Born in 1765 to a poor Pennsylvania farming family, Fulton became a skilled artist and artisan by apprenticeship to a Philadelphia silversmith, as well as a broadly educated and articulate man by his own reading.
Sailing for England at age 21, he studied with his fellow American Benjamin West, had his work exhibited at the Royal Academy and soon was receiving commissions from a fashionable clientele. But Fulton grew dissatisfied with his progress as a painter and turned from fine art to engineering.
His unusual knack for visualizing new machines was apparent. He invented a prize-winning device for cutting marble and attracted the attention of progressive British landowners with a superbly written and produced plan for a national network of small canals--"a model of comprehensive regional development planning," as Philip calls it.
When British and American investors proved slow to support his ideas, Fulton moved to France in 1797 to begin a new career as a free-lance naval inventor and promoter. He offered France's ruling Directory, and later Napoleon, a device illegal and cowardly under contemporary military thinking, but (according to Fulton) a means to peace and free trade through neutralization of British naval superiority. It was a submarine.
Finally disappointed by the French, the opportunistic Fulton returned to London in 1804 with a handsome British salary for developing the Nautilus, as he called it. After promising trials, it was abruptly dropped when victory at Trafalgar made it seem unneeded.
Fulton returned to America to rejoin his most powerful and lasting patron, Robert R. Livingston, who had met Fulton while serving as U.S. minister plenipotentiary to France and discovered their common interest in the steamship navigation of the Hudson. Fulton and Livingston collaborated in two related enterprises: defending the monopoly of Hudson steam navigation granted by the New York legislature, and developing profitable steamboats for all inland waterways, even as Fulton continued to promote his submarines and torpedoes.
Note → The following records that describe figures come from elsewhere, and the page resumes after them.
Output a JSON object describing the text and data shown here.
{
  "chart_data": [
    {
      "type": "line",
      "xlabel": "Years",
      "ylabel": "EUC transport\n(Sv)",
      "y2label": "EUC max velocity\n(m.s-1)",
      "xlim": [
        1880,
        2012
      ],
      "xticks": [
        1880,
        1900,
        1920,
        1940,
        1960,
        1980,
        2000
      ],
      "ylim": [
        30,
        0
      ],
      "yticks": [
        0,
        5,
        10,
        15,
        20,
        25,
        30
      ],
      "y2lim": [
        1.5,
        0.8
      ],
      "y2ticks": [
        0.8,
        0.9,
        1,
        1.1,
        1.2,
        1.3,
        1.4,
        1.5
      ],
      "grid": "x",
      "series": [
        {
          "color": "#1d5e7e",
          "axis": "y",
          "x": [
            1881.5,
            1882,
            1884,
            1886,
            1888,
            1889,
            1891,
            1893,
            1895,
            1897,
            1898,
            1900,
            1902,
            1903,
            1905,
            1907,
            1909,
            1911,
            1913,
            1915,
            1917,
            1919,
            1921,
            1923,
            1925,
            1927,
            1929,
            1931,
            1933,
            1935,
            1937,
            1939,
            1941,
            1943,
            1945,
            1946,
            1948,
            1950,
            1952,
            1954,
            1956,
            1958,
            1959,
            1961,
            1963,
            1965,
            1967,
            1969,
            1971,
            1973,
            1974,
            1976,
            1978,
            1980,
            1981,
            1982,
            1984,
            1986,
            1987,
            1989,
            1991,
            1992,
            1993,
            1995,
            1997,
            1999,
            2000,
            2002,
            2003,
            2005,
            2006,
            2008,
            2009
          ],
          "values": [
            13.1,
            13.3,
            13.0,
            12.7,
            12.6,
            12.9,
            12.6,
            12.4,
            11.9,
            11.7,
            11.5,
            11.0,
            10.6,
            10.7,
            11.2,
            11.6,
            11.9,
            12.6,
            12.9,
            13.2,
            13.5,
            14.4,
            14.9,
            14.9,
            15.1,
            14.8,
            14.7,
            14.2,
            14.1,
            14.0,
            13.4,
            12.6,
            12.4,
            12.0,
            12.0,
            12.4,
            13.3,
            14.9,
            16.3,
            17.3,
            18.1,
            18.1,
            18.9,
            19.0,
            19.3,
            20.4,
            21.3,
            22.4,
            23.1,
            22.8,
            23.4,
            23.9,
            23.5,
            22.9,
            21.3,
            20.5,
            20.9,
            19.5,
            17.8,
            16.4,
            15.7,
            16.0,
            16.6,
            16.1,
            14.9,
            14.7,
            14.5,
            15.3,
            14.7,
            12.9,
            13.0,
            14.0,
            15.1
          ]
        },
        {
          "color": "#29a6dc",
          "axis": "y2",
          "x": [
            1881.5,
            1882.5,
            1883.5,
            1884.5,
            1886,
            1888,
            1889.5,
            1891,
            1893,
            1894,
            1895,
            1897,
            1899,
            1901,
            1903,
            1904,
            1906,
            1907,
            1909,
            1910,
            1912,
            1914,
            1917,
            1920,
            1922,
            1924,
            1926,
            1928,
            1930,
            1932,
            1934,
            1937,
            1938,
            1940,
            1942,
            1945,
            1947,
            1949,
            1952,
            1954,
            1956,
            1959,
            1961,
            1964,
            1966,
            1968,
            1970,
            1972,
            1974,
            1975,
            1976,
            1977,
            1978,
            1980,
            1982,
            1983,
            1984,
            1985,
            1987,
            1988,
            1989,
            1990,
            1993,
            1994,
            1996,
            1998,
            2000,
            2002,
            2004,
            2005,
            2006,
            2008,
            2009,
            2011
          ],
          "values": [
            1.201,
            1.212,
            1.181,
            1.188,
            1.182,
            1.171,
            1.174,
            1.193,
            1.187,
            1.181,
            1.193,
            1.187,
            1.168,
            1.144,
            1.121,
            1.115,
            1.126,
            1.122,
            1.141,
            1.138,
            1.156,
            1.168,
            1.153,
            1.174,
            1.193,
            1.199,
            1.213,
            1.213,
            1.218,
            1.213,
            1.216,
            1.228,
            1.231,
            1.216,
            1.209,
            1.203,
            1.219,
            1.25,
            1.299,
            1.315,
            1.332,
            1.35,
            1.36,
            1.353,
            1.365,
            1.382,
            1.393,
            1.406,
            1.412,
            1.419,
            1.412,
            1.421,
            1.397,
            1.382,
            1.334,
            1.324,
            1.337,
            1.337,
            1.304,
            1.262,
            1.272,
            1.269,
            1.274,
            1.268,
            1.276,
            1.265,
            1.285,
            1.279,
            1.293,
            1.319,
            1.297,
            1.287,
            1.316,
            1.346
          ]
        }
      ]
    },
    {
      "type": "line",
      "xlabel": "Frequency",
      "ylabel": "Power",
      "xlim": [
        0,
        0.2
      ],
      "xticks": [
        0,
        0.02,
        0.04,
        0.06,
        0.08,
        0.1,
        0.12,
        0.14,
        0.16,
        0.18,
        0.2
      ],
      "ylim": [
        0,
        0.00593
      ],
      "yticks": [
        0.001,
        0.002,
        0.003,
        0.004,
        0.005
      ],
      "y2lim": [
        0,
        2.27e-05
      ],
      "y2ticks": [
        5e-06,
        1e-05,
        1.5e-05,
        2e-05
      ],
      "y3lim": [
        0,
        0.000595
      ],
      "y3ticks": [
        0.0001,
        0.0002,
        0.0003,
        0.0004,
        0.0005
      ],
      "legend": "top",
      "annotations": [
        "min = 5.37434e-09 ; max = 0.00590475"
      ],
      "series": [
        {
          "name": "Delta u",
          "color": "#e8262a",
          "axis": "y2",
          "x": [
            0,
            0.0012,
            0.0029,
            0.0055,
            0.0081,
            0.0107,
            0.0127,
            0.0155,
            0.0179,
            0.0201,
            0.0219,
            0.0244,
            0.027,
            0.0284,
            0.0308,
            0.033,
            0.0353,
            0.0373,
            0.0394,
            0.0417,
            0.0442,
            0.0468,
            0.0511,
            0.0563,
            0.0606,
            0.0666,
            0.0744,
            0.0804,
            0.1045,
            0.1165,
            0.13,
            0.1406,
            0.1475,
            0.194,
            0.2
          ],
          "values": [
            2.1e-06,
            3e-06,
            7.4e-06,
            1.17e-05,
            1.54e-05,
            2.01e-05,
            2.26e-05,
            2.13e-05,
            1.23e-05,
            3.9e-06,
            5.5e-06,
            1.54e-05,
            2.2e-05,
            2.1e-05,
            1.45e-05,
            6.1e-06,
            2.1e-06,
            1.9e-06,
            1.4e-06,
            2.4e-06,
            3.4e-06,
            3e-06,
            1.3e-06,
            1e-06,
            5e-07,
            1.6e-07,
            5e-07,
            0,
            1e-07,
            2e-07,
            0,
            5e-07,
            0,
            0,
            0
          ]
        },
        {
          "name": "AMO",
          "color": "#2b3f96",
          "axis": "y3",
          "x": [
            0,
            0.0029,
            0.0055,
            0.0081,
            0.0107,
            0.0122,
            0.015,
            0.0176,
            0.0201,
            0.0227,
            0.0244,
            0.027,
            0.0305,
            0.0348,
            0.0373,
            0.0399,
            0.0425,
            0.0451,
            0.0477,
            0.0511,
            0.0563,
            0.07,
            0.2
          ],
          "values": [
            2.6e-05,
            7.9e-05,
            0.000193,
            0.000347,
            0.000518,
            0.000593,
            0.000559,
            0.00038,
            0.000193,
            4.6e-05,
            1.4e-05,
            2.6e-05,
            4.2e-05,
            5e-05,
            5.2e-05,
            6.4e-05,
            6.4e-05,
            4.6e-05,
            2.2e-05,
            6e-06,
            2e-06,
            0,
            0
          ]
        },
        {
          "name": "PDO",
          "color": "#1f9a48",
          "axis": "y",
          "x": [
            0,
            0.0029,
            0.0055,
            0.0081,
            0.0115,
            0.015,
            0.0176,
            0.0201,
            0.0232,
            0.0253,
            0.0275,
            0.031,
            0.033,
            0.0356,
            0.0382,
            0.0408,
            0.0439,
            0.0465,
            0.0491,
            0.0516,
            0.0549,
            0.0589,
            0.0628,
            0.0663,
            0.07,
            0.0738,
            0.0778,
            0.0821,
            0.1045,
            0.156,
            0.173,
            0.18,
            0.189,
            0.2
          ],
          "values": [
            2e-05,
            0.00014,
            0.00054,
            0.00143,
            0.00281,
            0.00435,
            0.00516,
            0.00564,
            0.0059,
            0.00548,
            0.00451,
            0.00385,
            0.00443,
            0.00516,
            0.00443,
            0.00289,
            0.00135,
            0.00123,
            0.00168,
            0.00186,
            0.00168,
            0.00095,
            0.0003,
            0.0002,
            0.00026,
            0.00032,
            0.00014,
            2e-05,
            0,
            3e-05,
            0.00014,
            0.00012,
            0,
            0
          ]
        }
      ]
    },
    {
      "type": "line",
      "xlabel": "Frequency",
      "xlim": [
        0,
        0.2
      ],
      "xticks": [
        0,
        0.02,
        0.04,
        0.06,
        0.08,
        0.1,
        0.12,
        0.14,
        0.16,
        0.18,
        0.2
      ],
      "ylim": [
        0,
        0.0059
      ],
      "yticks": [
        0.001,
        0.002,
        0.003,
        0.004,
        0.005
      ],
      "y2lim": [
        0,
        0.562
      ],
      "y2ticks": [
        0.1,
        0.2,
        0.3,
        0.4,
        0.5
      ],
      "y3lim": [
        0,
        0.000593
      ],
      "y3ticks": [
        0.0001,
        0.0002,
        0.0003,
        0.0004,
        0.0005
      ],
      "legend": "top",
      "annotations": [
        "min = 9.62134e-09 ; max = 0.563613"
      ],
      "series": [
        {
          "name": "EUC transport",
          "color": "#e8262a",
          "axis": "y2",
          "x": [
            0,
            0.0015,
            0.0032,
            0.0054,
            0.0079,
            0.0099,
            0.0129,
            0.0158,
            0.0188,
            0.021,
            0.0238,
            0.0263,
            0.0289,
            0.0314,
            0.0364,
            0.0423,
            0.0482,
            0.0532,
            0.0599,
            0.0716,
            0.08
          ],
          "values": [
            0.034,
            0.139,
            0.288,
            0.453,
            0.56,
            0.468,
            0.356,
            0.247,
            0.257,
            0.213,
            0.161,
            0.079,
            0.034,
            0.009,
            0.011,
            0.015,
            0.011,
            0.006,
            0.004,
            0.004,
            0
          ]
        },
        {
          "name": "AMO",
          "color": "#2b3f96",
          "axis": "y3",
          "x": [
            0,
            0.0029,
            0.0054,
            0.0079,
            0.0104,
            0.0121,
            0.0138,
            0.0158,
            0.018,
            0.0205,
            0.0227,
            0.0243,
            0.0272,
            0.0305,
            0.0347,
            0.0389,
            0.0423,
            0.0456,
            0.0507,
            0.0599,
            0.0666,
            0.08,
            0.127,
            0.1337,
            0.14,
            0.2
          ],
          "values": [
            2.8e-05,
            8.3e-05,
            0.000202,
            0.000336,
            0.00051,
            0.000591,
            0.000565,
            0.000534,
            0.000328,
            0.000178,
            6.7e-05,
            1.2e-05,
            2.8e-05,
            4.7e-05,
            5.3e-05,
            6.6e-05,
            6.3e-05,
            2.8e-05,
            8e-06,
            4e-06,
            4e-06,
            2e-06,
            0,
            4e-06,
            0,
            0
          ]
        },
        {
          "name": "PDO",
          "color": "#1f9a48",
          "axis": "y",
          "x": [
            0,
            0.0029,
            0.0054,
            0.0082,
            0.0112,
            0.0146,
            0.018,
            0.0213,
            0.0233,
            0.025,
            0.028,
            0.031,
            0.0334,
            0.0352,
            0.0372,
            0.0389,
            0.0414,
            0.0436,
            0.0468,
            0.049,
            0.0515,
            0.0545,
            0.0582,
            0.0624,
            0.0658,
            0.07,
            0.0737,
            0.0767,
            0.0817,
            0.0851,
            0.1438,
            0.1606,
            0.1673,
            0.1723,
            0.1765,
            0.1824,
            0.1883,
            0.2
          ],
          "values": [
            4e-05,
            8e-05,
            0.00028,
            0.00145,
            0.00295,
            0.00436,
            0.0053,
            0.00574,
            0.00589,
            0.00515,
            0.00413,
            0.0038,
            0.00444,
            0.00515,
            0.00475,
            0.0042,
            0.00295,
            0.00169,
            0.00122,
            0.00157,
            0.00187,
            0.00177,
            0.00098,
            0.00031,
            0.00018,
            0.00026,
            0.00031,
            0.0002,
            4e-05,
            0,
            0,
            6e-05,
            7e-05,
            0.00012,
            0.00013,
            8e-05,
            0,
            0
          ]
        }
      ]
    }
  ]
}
Philip is surely right in viewing Fulton neither as a confidence man nor as a selfless industrial pioneer. He was driven, often disturbed; his private life was worthy of a Gore Vidal novel. The young Fulton was a protege of the openly homosexual Viscount Courtenay and, Philip suggests, had a series of other benefactors. Later he joined the household of the speculator-diplomat Joel Barlow, best known today for his poem in praise of hasty pudding. Barlow encouraged Fulton's dalliance with his wife Ruth, addressing them in baby talk letters as "wifey" and "toot." This \o7 menage a trois \f7 continued even after Fulton's marriage.
Fulton's character was equally paradoxical. A fervent American patriot, he offered his submarine to France and Britain on terms that afforded only token protection for U.S. vessels.
Cynthia Owen Philip writes with clarity, fairness and insight. She draws skillfully on an impressive range of sources and on a sure understanding of Fulton's surroundings. I doubt there will be a better book about his career.
More important than individual devices is the psychology of invention--in this case, the combination of talent, ambition, energy and arrogance that saw Fulton through. If we have lost the technological founding father on his textbook pedestal, we have gained a still more remarkable figure, masterfully drawn.